Sur la responsabilité de l'Etat :
2. En application des dispositions du code du travail, le licenciement d'un salarié protégé ne peut intervenir que sur autorisation de l'autorité administrative. Les premiers juges ont estimé, ce qui n'est pas contesté en appel par les parties, que l'illégalité de la décision autorisant la SCP Benichou Legrain Berruer à licencier M. D... avait constitué une faute de nature à engager la responsabilité de la puissance publique. Par suite, la SCP Henri Berruer, et quelle que puisse être par ailleurs sa propre responsabilité à l'égard de M. E..., est en droit d'obtenir la condamnation de l'Etat à réparer le préjudice direct et certain résultant pour elle de cette décision illégale.

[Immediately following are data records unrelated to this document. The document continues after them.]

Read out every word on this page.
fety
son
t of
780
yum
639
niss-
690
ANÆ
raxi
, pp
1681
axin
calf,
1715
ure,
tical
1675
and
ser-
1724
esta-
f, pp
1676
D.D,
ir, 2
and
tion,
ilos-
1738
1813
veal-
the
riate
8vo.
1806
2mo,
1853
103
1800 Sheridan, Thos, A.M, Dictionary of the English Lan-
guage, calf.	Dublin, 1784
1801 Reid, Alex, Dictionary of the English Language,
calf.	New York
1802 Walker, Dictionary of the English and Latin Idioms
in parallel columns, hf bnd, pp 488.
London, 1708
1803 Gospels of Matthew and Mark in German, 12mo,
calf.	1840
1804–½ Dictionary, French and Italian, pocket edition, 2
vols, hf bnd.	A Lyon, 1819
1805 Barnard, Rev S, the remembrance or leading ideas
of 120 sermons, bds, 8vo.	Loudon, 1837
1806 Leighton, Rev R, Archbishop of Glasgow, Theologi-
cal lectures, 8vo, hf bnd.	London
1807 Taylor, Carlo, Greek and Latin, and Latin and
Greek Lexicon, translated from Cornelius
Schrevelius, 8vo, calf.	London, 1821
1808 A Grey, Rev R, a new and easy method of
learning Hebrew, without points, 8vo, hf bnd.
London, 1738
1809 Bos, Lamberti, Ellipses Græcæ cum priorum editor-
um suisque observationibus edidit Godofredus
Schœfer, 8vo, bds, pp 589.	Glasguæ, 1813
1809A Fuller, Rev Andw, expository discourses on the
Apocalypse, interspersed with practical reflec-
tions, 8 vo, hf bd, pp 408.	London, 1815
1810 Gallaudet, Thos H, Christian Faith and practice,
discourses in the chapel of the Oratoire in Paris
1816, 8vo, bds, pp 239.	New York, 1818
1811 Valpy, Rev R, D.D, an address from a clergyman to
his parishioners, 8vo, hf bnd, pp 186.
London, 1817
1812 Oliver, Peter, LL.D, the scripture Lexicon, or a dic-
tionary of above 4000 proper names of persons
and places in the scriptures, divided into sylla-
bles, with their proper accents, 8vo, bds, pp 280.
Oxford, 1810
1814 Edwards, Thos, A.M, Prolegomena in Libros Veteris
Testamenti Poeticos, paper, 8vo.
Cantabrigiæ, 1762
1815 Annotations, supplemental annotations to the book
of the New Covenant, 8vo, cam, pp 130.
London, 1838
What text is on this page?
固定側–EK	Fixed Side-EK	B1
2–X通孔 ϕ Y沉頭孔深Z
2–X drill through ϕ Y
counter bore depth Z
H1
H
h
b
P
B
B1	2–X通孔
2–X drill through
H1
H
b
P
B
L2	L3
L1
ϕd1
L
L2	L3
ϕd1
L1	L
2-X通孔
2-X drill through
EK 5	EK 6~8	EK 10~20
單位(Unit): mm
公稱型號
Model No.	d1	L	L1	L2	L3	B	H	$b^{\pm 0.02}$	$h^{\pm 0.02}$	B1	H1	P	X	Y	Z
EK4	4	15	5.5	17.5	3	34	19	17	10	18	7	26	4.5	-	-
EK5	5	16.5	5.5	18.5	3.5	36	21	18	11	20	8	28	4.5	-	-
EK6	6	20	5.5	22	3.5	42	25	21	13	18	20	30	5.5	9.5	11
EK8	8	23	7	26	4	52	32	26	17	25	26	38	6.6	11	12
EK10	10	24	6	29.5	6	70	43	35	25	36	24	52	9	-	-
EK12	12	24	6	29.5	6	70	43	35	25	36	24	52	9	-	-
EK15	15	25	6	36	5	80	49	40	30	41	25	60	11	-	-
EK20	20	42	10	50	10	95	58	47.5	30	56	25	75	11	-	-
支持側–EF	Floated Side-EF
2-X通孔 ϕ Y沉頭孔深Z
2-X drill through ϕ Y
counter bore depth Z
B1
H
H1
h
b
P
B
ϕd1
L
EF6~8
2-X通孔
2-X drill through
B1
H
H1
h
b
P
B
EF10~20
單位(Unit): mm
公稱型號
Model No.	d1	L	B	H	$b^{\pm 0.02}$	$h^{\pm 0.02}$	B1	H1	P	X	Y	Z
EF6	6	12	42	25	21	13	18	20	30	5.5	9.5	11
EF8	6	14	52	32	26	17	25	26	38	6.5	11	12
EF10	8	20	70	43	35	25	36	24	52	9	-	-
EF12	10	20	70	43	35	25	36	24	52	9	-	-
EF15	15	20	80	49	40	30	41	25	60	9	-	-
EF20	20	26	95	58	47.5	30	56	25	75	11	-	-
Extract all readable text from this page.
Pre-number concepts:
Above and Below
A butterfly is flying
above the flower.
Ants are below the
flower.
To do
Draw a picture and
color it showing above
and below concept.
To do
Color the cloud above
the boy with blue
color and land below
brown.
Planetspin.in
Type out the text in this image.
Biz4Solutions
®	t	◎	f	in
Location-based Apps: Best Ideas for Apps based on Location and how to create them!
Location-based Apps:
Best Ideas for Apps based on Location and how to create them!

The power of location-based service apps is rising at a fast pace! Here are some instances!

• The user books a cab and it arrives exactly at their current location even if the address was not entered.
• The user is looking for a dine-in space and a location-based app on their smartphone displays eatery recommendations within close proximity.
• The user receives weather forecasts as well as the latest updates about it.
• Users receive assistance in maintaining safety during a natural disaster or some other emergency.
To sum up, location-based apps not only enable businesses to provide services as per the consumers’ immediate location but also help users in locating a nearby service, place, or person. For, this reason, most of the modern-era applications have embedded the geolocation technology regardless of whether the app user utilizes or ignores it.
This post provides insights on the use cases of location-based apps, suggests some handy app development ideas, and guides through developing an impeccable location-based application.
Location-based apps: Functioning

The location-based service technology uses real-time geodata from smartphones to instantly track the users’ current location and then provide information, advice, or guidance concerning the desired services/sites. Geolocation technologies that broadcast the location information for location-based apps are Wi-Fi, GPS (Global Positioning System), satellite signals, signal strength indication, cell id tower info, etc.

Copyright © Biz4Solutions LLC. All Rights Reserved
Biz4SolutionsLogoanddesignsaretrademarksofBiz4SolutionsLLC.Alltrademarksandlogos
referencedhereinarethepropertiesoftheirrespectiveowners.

3. Toutefois, la SCP Benichou Legrain Berruer, en mentionnant uniquement, dans la lettre de convocation à l'entretien préalable, la possibilité pour l'intéressé de se faire assister, lors de cet entretien, par une personne de son choix appartenant obligatoirement au personnel de l'entreprise, en méconnaissance de la procédure prévue à l'article L. 1232-4 du code du travail, a elle-même commis une faute qui, en l'espèce, est de nature à exonérer l'État de la moitié de la responsabilité encourue.
Sur les préjudices :
4. En premier lieu, l'arrêt de la Cour d'appel de Paris en date du 1er mars 2018 a condamné la société requérante à verser à M. E... une indemnité réparant le préjudice financier et moral subi par le salarié sur le fondement de l'article L. 2422-4 du code du travail, qui dispose que : " Lorsque l'annulation d'une décision d'autorisation est devenue définitive, le salarié investi d'un des mandats mentionnés à l'article L. 2422-1 a droit au paiement d'une indemnité correspondant à la totalité du préjudice subi au cours de la période écoulée entre son licenciement et sa réintégration, s'il en a formulé la demande dans le délai de deux mois à compter de la notification de la décision. / L'indemnité correspond à la totalité du préjudice subi au cours de la période écoulée entre son licenciement et l'expiration du délai de deux mois s'il n'a pas demandé sa réintégration. / Ce paiement s'accompagne du versement des cotisations afférentes à cette indemnité qui constitue un complément de salaire ".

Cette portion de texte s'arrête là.